Bizler Cumhuriyet Halk Partisi’yiz. Ülkemizin şartları ne olursa olsun koltuğun, sultanlığın partisi olmadık. İşte bu yüzden biz ülkemiz için, cumhuriyetimiz için direnmeye ve bu değerlerimizi savunmaya devam edeceğiz. Bizim farkımız geçmişimize ve geleceğimize olan saygımız ve inancımızdır. Bizler cumhuriyetin değerlerini anlayan ve savunan yeni nesillere inanırız.

Bizler çocuğumuza kula kulluk etmemeyi, dinini hür iradesi ile özgürce yaşaması gerektiğini öğretiriz. Bizler, demokrasinin ne olduğunu, hatta demokrasiye inanmayanların bile bir gün demokrasiye ihtiyaç duyacaklarını öğretiriz. Bizler çocuğumuza vatan sevgisini aşılarız. Bayrak sevgisinin yürek işi olduğunu, ellerde gösteriş amaçlı sallamak için olmadığını anlatırız. Atatürk ilke ve inkılaplarının ne anlama geldiğini öğretiriz. Bir milletin istiklali ve hürriyeti için neler yaptığını bildiğimiz için bütün duvarlara niçin Egemenlik Kayıtsız Şartsız milletindir yazıldığını öğretiriz.

Bizler çocuğumuzu şeyhlerin ayakuçlarından, tarikatlardan, din tüccarlarından korur, inançları ile kandırmayız. Bizler Hasan Tahsin’leriz, Demirci Efe’leriz, Kuvva-ı Milliyecileriz.”

“O HEYECAN HALA YÜREĞİMİZDE YAŞIYOR”

Ocakcı, “95 yıl önce, kan ve ateş cehenneminin ortasından bağımsızlık aşkı ve heyecanıyla çıkan aziz milletimizin yaşadığı o heyecan hala yüreğimizde yaşıyor. Biliyoruz ki içinde bulunduğumuz bu zor zaman 95 yıl öncesinde yaşananlardan daha zor değil.  Bu inançla CHP’nin her üyesi, dün olduğu gibi bugün de Cumhuriyet ideali ve değerleri için çalışmaktadır” ifadelerini kullandı. 

CHP İlçe Başkanı, “ korkmuyoruz, çünkü bizler yüreğimizde yurtsever atalarımızın devrimci ruhlarını taşıyoruz.

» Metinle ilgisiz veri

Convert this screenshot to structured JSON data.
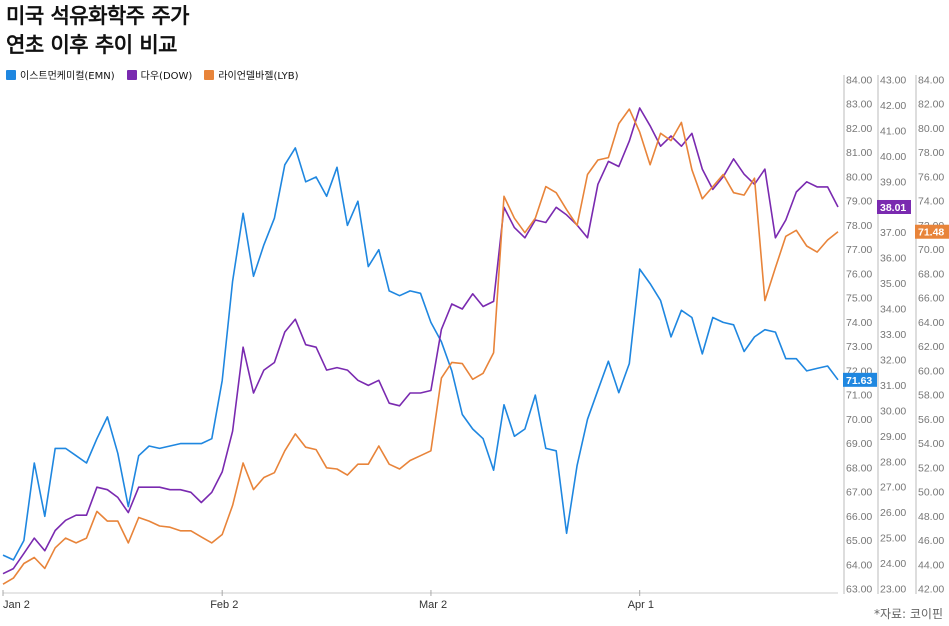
{
  "title_lines": [
    "미국 석유화학주 주가",
    "연초 이후 추이 비교"
  ],
  "source": "*자료: 코이핀",
  "colors": {
    "emn": "#1f87e0",
    "dow": "#7a2ab0",
    "lyb": "#e8843a",
    "axis": "#999999",
    "grid": "#dddddd"
  },
  "chart_data": {
    "type": "line",
    "title": "미국 석유화학주 주가 연초 이후 추이 비교",
    "x_ticks": [
      "Jan 2",
      "Feb 2",
      "Mar 2",
      "Apr 1"
    ],
    "x_tick_index": [
      0,
      21,
      41,
      61
    ],
    "axes": [
      {
        "id": "lyb",
        "range": [
          42,
          84
        ],
        "ticks": [
          "84.00",
          "82.00",
          "80.00",
          "78.00",
          "76.00",
          "74.00",
          "72.00",
          "70.00",
          "68.00",
          "66.00",
          "64.00",
          "62.00",
          "60.00",
          "58.00",
          "56.00",
          "54.00",
          "52.00",
          "50.00",
          "48.00",
          "46.00",
          "44.00",
          "42.00"
        ]
      },
      {
        "id": "dow",
        "range": [
          23,
          43
        ],
        "ticks": [
          "43.00",
          "42.00",
          "41.00",
          "40.00",
          "39.00",
          "38.00",
          "37.00",
          "36.00",
          "35.00",
          "34.00",
          "33.00",
          "32.00",
          "31.00",
          "30.00",
          "29.00",
          "28.00",
          "27.00",
          "26.00",
          "25.00",
          "24.00",
          "23.00"
        ]
      },
      {
        "id": "emn",
        "range": [
          63,
          84
        ],
        "ticks": [
          "84.00",
          "83.00",
          "82.00",
          "81.00",
          "80.00",
          "79.00",
          "78.00",
          "77.00",
          "76.00",
          "75.00",
          "74.00",
          "73.00",
          "72.00",
          "71.00",
          "70.00",
          "69.00",
          "68.00",
          "67.00",
          "66.00",
          "65.00",
          "64.00",
          "63.00"
        ]
      }
    ],
    "series": [
      {
        "name": "이스트먼케미컬(EMN)",
        "key": "emn",
        "axis": "emn",
        "last_label": "71.63",
        "values": [
          64.4,
          64.2,
          65.0,
          68.2,
          66.0,
          68.8,
          68.8,
          68.5,
          68.2,
          69.2,
          70.1,
          68.6,
          66.4,
          68.5,
          68.9,
          68.8,
          68.9,
          69.0,
          69.0,
          69.0,
          69.2,
          71.6,
          75.7,
          78.5,
          75.9,
          77.2,
          78.3,
          80.5,
          81.2,
          79.8,
          80.0,
          79.2,
          80.4,
          78.0,
          79.0,
          76.3,
          77.0,
          75.3,
          75.1,
          75.3,
          75.2,
          74.0,
          73.2,
          72.0,
          70.2,
          69.6,
          69.2,
          67.9,
          70.6,
          69.3,
          69.6,
          71.0,
          68.8,
          68.7,
          65.3,
          68.1,
          70.0,
          71.2,
          72.4,
          71.1,
          72.3,
          76.2,
          75.6,
          74.9,
          73.4,
          74.5,
          74.2,
          72.7,
          74.2,
          74.0,
          73.9,
          72.8,
          73.4,
          73.7,
          73.6,
          72.5,
          72.5,
          72.0,
          72.1,
          72.2,
          71.63
        ]
      },
      {
        "name": "다우(DOW)",
        "key": "dow",
        "axis": "dow",
        "last_label": "38.01",
        "values": [
          23.6,
          23.8,
          24.4,
          25.0,
          24.5,
          25.3,
          25.7,
          25.9,
          25.9,
          27.0,
          26.9,
          26.6,
          26.0,
          27.0,
          27.0,
          27.0,
          26.9,
          26.9,
          26.8,
          26.4,
          26.8,
          27.6,
          29.2,
          32.5,
          30.7,
          31.6,
          31.9,
          33.1,
          33.6,
          32.6,
          32.5,
          31.6,
          31.7,
          31.6,
          31.2,
          31.0,
          31.2,
          30.3,
          30.2,
          30.7,
          30.7,
          30.8,
          33.2,
          34.2,
          34.0,
          34.6,
          34.1,
          34.3,
          38.0,
          37.2,
          36.8,
          37.5,
          37.4,
          38.0,
          37.7,
          37.3,
          36.8,
          38.9,
          39.8,
          39.6,
          40.6,
          41.9,
          41.2,
          40.4,
          40.8,
          40.4,
          40.9,
          39.5,
          38.7,
          39.2,
          39.9,
          39.3,
          38.9,
          39.5,
          36.8,
          37.5,
          38.6,
          39.0,
          38.8,
          38.8,
          38.01
        ]
      },
      {
        "name": "라이언델바젤(LYB)",
        "key": "lyb",
        "axis": "lyb",
        "last_label": "71.48",
        "values": [
          42.4,
          42.9,
          44.1,
          44.6,
          43.7,
          45.4,
          46.2,
          45.8,
          46.2,
          48.4,
          47.6,
          47.6,
          45.8,
          47.9,
          47.6,
          47.2,
          47.1,
          46.8,
          46.8,
          46.3,
          45.8,
          46.5,
          48.9,
          52.4,
          50.2,
          51.2,
          51.6,
          53.4,
          54.8,
          53.7,
          53.5,
          52.0,
          51.9,
          51.4,
          52.3,
          52.3,
          53.8,
          52.3,
          51.9,
          52.6,
          53.0,
          53.4,
          59.4,
          60.7,
          60.6,
          59.3,
          59.8,
          61.5,
          74.4,
          72.6,
          71.4,
          72.6,
          75.2,
          74.7,
          73.3,
          72.0,
          76.2,
          77.4,
          77.6,
          80.4,
          81.6,
          79.7,
          77.0,
          79.6,
          79.0,
          80.5,
          76.6,
          74.2,
          75.2,
          76.2,
          74.7,
          74.5,
          75.9,
          65.8,
          68.5,
          71.1,
          71.6,
          70.3,
          69.8,
          70.8,
          71.48
        ]
      }
    ]
  }
}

Bizler direniyoruz. Bizler mağrur ve başını dik tutanlarız. Bizler bu güzelim ülkenin topraklarına gözyaşımızı ve kanımızı feda edenleriz. Bizler Cumhuriyetin cefakar partisi Cumhuriyet Halk Partisiyiz. Bizler tarihin tekerrürden ibaret olduğunu biliyoruz. İşte bu yüzden, biz Ulu Önder Mustafa Kemal Atatürk’ün vasiyeti olan Türk İstiklal ve Cumhuriyetini kurtarmaya yemin ettik “ dedi.

Ocakcı konuşmasının sonunda CHP’nin kurucu genel başkanı Mustafa Kemal Atatürk, silah arkadaşları, tüm şehitleri,  tüm genel başkanları, yönetici ve üyelerini, 9 Eylül ruhunu bugüne taşıyan tüm yurtseverleri minnet ve saygıyla andığını ifade etti.

Konuşmanın ardından törene katılan CHP’liler Atatürk Anıtı önünde hatıra fotoğrafı çektirdi.